Theresa took another sip of tea and decided it wasn’t all that bad without cream and sugar. “Where would you go?”
“Edgewater Park, in the summer. I’d sneak into the Brookside zoo in the winter. Hardly anyone was around and the one old maintenance guy got so used to seeing me that he must have thought I belonged to one of the people who worked there and never asked me anything. I got in through the elephant cage. The elephants never cared. Ever been there in the winter? You should see the polar bears in the winter.”

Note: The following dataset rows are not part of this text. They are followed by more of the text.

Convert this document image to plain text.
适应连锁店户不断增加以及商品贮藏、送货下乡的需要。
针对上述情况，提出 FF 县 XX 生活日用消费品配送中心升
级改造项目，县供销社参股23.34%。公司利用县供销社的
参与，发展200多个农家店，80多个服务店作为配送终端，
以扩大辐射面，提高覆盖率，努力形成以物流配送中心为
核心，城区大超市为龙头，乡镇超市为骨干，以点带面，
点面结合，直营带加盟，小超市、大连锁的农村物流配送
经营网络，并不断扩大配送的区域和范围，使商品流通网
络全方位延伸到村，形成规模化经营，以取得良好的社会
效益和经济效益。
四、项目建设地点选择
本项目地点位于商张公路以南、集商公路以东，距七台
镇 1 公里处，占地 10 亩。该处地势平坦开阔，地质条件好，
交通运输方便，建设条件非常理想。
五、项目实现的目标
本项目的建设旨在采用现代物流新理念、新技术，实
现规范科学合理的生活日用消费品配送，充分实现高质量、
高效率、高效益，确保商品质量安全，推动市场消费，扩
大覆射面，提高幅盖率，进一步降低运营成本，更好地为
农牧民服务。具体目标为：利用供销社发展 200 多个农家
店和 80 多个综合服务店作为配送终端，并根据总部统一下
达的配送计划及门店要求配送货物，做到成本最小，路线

“I’ll have to do that sometime.”
“But I’d also go down and watch the trains a lot. I had a girlfriend, Doris, in the fifth grade and her father was a conductor on the Erie Railroad, so we’d walk down West Third Street to the yards and wait for him to come back in from Pittsburgh. He lost his job after the crash and they moved out to Illinois for some job, but I’d still go down there to watch the trains, and wonder where they were going, and wish I could go, too. I think that’s what really started it.”
“Started what?”
“Why I wound up in the Navy when they came for recruits. As young as I was, I figured nursing was a job I could take anywhere. I’d never get stuck in one place, like my mother.”
“And that worked?”
“Almost too well—had some hairy times in the Philippines, let me tell you. But I’m getting ahead of my story. So there I was, fifteen years old, hanging around the rail yards, which I hope no self-respecting fifteen-year-old girl would do today, and I made some acquaintances, after a sort. There was a conductor who went back and forth to Chicago every day; he would always give me a peppermint candy. He had kids of his own and I guess he’d look out for me. Then there was the ticket taker for the passenger line; he’d talk to me about horse racing and how he’d lost everything he owned on Ticker Tape. Not the stock market, a horse named Ticker Tape. I still don’t know if he got sort of obsessed with the fact or he just thought it was funny. A woman named Sophie hung out on the platform and she’d give me a cigarette. She would fix my hair once in a while, put it up in a twist that I’ve never been able to duplicate. She was a prostitute, I realize now, though I didn’t then and would have had only a vague idea what that meant if someone told me. Kids were different in those days.”
Theresa glanced past her to a photo on the bookshelf. It showed a young woman in a military uniform, leaning on a brick wall with a cigarette between two fingers. Irene couldn’t have been more than twenty at the time, tall and strong with a tomboyish glint still in her eyes.